Фрейзен удивленно смотрит на меня.
— К вам был послан поручик Федотов, с пакетом.
— Он вернулся к Куропаткину и доложил о передаче приказа?
— Нет.
С одной стороны чувствую облегчение, с другой — тревогу. Федотов должен был передать наместнику Алексееву рапорт, оправдывающий мои действия.
Подтягиваются и окружают нас вооруженные бойцы: Буденный с перевязанной головой, братья Лукашины, Савельич, Цирус. Настроение у всех боевое. Неужели решили не отдавать меня на расправу Куропаткину?
— Господин поручик, — рука Цируса на расстёгнутой кобуре револьвера, — потрудитесь объяснить, что вы собираетесь делать с нашим командиром, ротмистром Гордеевым?

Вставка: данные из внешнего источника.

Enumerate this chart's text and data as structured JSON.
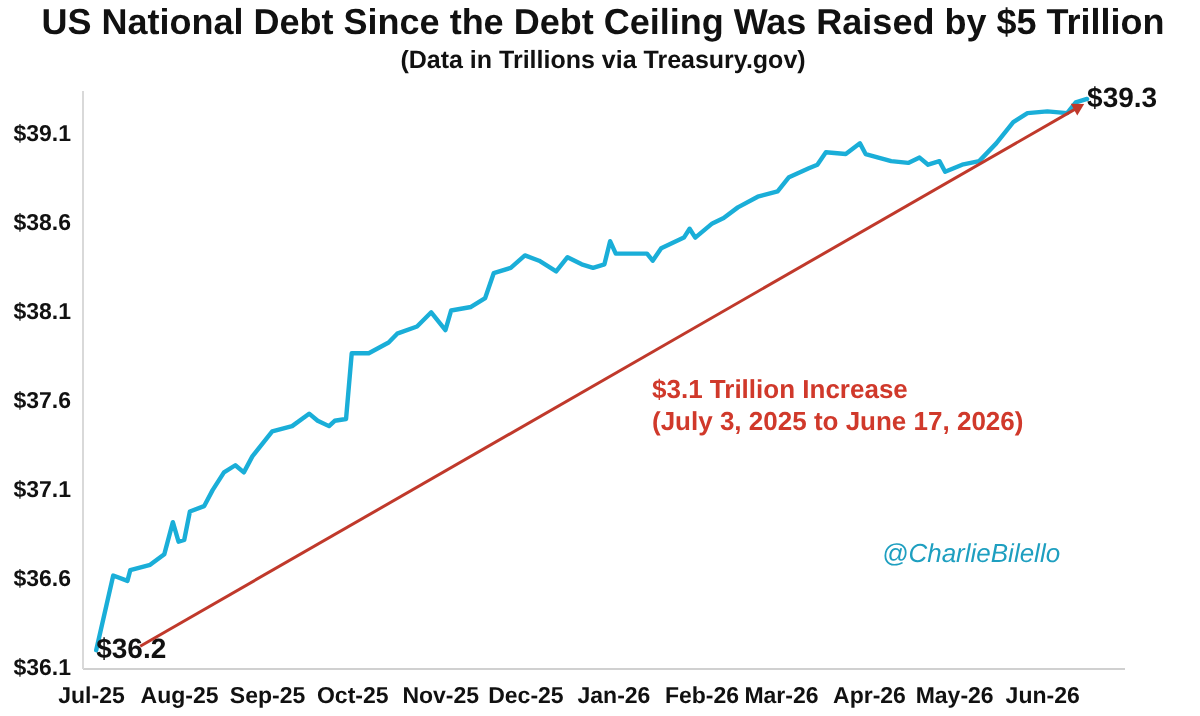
{
  "chart_data": {
    "type": "line",
    "title": "US National Debt Since the Debt Ceiling Was Raised by $5 Trillion",
    "subtitle": "(Data in Trillions via Treasury.gov)",
    "annotations": [
      "$3.1 Trillion Increase",
      "(July 3, 2025 to June 17, 2026)",
      "@CharlieBilello"
    ],
    "x": [
      "2025-07-03",
      "2025-07-09",
      "2025-07-14",
      "2025-07-15",
      "2025-07-22",
      "2025-07-27",
      "2025-07-30",
      "2025-08-01",
      "2025-08-03",
      "2025-08-05",
      "2025-08-10",
      "2025-08-13",
      "2025-08-17",
      "2025-08-21",
      "2025-08-24",
      "2025-08-27",
      "2025-09-03",
      "2025-09-10",
      "2025-09-16",
      "2025-09-19",
      "2025-09-23",
      "2025-09-25",
      "2025-09-29",
      "2025-10-01",
      "2025-10-07",
      "2025-10-14",
      "2025-10-17",
      "2025-10-24",
      "2025-10-29",
      "2025-11-03",
      "2025-11-05",
      "2025-11-12",
      "2025-11-17",
      "2025-11-20",
      "2025-11-26",
      "2025-12-01",
      "2025-12-06",
      "2025-12-12",
      "2025-12-16",
      "2025-12-21",
      "2025-12-25",
      "2025-12-29",
      "2025-12-31",
      "2026-01-02",
      "2026-01-13",
      "2026-01-15",
      "2026-01-18",
      "2026-01-26",
      "2026-01-28",
      "2026-01-30",
      "2026-02-05",
      "2026-02-09",
      "2026-02-14",
      "2026-02-21",
      "2026-02-28",
      "2026-03-04",
      "2026-03-11",
      "2026-03-14",
      "2026-03-17",
      "2026-03-24",
      "2026-03-29",
      "2026-03-31",
      "2026-04-09",
      "2026-04-15",
      "2026-04-19",
      "2026-04-22",
      "2026-04-26",
      "2026-04-28",
      "2026-05-04",
      "2026-05-10",
      "2026-05-16",
      "2026-05-22",
      "2026-05-27",
      "2026-06-03",
      "2026-06-10",
      "2026-06-13",
      "2026-06-17"
    ],
    "series": [
      {
        "color": "#1aaed8",
        "values": [
          36.2,
          36.62,
          36.59,
          36.65,
          36.68,
          36.74,
          36.92,
          36.81,
          36.82,
          36.98,
          37.01,
          37.1,
          37.2,
          37.24,
          37.2,
          37.29,
          37.43,
          37.46,
          37.53,
          37.49,
          37.46,
          37.49,
          37.5,
          37.87,
          37.87,
          37.93,
          37.98,
          38.02,
          38.1,
          38.0,
          38.11,
          38.13,
          38.18,
          38.32,
          38.35,
          38.42,
          38.39,
          38.33,
          38.41,
          38.37,
          38.35,
          38.37,
          38.5,
          38.43,
          38.43,
          38.39,
          38.46,
          38.52,
          38.57,
          38.52,
          38.6,
          38.63,
          38.69,
          38.75,
          38.78,
          38.86,
          38.91,
          38.93,
          39.0,
          38.99,
          39.05,
          38.99,
          38.95,
          38.94,
          38.97,
          38.93,
          38.95,
          38.89,
          38.93,
          38.95,
          39.05,
          39.17,
          39.22,
          39.23,
          39.22,
          39.28,
          39.3
        ],
        "value_labels": [
          "$36.2",
          null,
          null,
          null,
          null,
          null,
          null,
          null,
          null,
          null,
          null,
          null,
          null,
          null,
          null,
          null,
          null,
          null,
          null,
          null,
          null,
          null,
          null,
          null,
          null,
          null,
          null,
          null,
          null,
          null,
          null,
          null,
          null,
          null,
          null,
          null,
          null,
          null,
          null,
          null,
          null,
          null,
          null,
          null,
          null,
          null,
          null,
          null,
          null,
          null,
          null,
          null,
          null,
          null,
          null,
          null,
          null,
          null,
          null,
          null,
          null,
          null,
          null,
          null,
          null,
          null,
          null,
          null,
          null,
          null,
          null,
          null,
          null,
          null,
          null,
          null,
          "$39.3"
        ]
      }
    ],
    "xlim": [
      "2025-06-28",
      "2026-06-30"
    ],
    "xticks": [
      {
        "value": "2025-07-01",
        "label": "Jul-25"
      },
      {
        "value": "2025-08-01",
        "label": "Aug-25"
      },
      {
        "value": "2025-09-01",
        "label": "Sep-25"
      },
      {
        "value": "2025-10-01",
        "label": "Oct-25"
      },
      {
        "value": "2025-11-01",
        "label": "Nov-25"
      },
      {
        "value": "2025-12-01",
        "label": "Dec-25"
      },
      {
        "value": "2026-01-01",
        "label": "Jan-26"
      },
      {
        "value": "2026-02-01",
        "label": "Feb-26"
      },
      {
        "value": "2026-03-01",
        "label": "Mar-26"
      },
      {
        "value": "2026-04-01",
        "label": "Apr-26"
      },
      {
        "value": "2026-05-01",
        "label": "May-26"
      },
      {
        "value": "2026-06-01",
        "label": "Jun-26"
      }
    ],
    "ylim": [
      36.1,
      39.35
    ],
    "yticks": [
      {
        "value": 36.1,
        "label": "$36.1"
      },
      {
        "value": 36.6,
        "label": "$36.6"
      },
      {
        "value": 37.1,
        "label": "$37.1"
      },
      {
        "value": 37.6,
        "label": "$37.6"
      },
      {
        "value": 38.1,
        "label": "$38.1"
      },
      {
        "value": 38.6,
        "label": "$38.6"
      },
      {
        "value": 39.1,
        "label": "$39.1"
      }
    ],
    "grid": false
  }
}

— Федор Федорыч, не кипятитесь. Поручик Фрейзен всего лишь должен сопроводить меня на вызов к командующему в штаб. Вы остаетесь за меня.
— Так точно. Господин Гиляровский передал ваш приказ, но…
— Но прошел слух о моем «аресте», и вы все решили лично вмешаться. Благодарю вас, друзья, однако сейчас лучше озаботиться дальнейшей обороной наших позиций.
Подчинённые расслабляются. Фрейзен бросает на меня благодарный взгляд. Ему только противостояния с моими обозленными бойцами не хватало.
— Поручик, — тихо спрашиваю Фрейзена, — мне следует сдать оружие?
— Увольте, господин ротмистр, это излишне, — шепчет он, не сводя глаз с моих орлов.
— Японцы, вашбродь! — заполошно орет на бегу какой-то солдатик.
Все как по команде смотрят на него.
— Рядовой Лапшин, господин ротмистр, — солдатик еле переводит дух, вытягиваясь по стойке смирно перед нами, — велено передать: японец снова в наступ пошел.
— Кем велено?
— Господином есаулом Скоропадским.
Поворачиваюсь к Фрейзену.
— Поручик, ввиду неприятельской атаки, вынужден попросить у вас отсрочки до её отражения. Можете обождать в тылу, пока мы тут закончим.
Лицо Фрейзена покрывается багровыми пятнами.
— Господин ротмистр, ни мои предки, ни я не привыкли праздновать труса перед врагом, когда другие сражаются. Прошу считать меня в вашем распоряжении.
— Тогда на позиции, поручик. Как вас по батюшке?
— Николай Карлович.
— О, так мы тезки!
Поручик улыбается.
Бегом спешим к траншеям. Солдатики, спутники поручика, топают сапогами у нас за спиной.
— Как у вас с патронами?
— По паре запасных обойм.
— Негусто. Ничего, поделимся. И снимите фуражку, перед тем как высунуться из окопа. Лучшей мишени, чем белое — не придумать. А среди японцев полно отменных стрелков.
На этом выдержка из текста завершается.